After my first taste test, I found myself on a mailing list to invite participants to upcoming tests. I halfheartedly attempted to sign up for a testing of lunchmeat, but I wasn’t chosen for that study–perhaps my lack of interest showed through in my pre-test. (“How often do you eat lunchmeat?” “NEVER.”)
But happily I was invited to join a chocolate test. This one was radically different from my first experience, starting with the staging: rather than perching on stools in a kitchen lab or studio, we were seated at tables of shiny dark wood in the university’s lounge, replete with a bar and soft, warm lighting. I wonder how instrumental this location was to the test, which asked not only for taste descriptors and whether we liked each sample, but for a sense the chocolate’s relative value. A bar of chocolate in a plain wrapper rested on each table: we were told firmly not to eat or touch the bars, but to consider them a reference point for the questions for each sample which asked whether we’d pay X amount for a bar of that size.
For each round, we were given a small square of chocolate to consider. We could indicate whether we liked it or not, whether or not we thought it worth the designated amount, and which of two pages of adjectives described the chocolate. There was also a place for notes, which I made use of, discovering that I found most of the chocolates too buttery and rich (I prefer dark and bitter) but that I’d be willing to cook or bake with a bar if the price was right.
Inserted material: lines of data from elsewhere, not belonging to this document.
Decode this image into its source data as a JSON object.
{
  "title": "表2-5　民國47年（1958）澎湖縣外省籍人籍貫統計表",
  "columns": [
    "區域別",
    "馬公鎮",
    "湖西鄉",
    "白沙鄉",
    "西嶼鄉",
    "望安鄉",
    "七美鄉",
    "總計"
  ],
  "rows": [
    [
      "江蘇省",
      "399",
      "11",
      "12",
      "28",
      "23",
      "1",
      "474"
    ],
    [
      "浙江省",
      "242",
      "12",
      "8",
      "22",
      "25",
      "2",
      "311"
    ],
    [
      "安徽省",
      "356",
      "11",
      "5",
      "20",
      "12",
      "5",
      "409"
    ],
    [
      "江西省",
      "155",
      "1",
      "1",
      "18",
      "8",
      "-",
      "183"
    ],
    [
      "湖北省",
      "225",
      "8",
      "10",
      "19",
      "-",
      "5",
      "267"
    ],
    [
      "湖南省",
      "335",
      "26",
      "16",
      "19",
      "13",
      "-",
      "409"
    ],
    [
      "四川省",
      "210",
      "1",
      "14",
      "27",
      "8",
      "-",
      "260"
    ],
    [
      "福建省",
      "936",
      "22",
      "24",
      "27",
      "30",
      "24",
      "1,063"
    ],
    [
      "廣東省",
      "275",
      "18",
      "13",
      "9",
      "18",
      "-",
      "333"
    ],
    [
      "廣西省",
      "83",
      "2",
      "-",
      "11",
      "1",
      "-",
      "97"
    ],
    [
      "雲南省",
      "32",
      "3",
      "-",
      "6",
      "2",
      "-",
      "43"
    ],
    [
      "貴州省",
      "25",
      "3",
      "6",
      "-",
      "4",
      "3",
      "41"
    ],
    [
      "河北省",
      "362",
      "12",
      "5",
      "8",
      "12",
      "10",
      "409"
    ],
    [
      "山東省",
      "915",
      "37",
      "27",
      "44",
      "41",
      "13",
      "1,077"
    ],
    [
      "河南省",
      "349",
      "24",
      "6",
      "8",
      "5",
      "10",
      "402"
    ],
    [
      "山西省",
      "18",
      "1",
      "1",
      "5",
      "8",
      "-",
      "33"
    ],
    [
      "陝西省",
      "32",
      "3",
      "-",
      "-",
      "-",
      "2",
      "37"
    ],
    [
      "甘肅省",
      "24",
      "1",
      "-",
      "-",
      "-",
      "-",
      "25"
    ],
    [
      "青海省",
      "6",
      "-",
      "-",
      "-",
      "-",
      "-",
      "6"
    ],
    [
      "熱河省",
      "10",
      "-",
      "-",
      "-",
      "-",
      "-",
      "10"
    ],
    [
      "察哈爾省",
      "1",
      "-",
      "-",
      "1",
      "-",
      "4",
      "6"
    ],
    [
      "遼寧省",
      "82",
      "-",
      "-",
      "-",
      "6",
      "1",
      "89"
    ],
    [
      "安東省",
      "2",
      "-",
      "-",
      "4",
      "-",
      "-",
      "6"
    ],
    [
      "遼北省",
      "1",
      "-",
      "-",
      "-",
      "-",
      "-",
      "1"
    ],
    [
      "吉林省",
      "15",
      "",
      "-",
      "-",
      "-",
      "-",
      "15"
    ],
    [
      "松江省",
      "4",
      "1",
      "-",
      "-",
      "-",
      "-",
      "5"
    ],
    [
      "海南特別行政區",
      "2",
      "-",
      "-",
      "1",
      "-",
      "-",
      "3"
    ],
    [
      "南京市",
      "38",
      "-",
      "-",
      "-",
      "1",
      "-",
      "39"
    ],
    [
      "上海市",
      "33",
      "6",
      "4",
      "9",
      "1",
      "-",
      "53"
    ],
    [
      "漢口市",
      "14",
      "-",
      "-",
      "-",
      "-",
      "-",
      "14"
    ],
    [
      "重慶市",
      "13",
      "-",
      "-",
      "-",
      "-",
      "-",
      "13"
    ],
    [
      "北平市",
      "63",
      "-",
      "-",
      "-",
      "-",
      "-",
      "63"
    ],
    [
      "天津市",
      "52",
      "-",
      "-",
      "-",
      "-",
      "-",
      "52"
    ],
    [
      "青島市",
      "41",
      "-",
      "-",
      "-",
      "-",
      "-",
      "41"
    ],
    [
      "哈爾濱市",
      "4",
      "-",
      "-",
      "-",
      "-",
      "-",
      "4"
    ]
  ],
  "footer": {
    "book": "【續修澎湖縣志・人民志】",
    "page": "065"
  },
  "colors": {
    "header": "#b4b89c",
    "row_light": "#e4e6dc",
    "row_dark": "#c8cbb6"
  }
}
The chocolate was not particularly to my liking, and some my responses were cavalier, but I noticed that I felt a little anxious during this procedure. Two pages of taste descriptors gave some options that you’d expect–is the chocolate creamy? salty? does it taste of caramel or hazelnut? Is it soft or does it have a bite?–as well as some surprising but reasonable options (is it rancid or oily? Is there a bitter aftertaste?). There were also a number of options that I couldn’t taste in any of the samples, or wasn’t sure how to detect: vanilla tones, woody notes. I felt a little like some people might when they feel they must “learn” wine; I wondered if my palate was dull or uneducated in the finer notes of chocolate. Should I be tasting woodsiness? Is that an acceptable complexity in chocolate?
I felt even more awkward when I stood up to leave, and I saw half-gnawed squares of chocolate in the dishes at many other tables. During each round I had popped the entire square in my mouth, letting it melt on my tongue and unfold its layers and aftertastes as it would. I had come in late, so it’s possible that I’d missed instructions or recommendations to nibble and abandon the samples, but in the absence of that information I felt that I had somehow been greedy or uncouth.
I left the lounge with $10 in cash for my trouble, a slight sickness of stomach from the dairy-rich chocolates, and a mind busy with class- and propriety-related implications of this eating and tasting.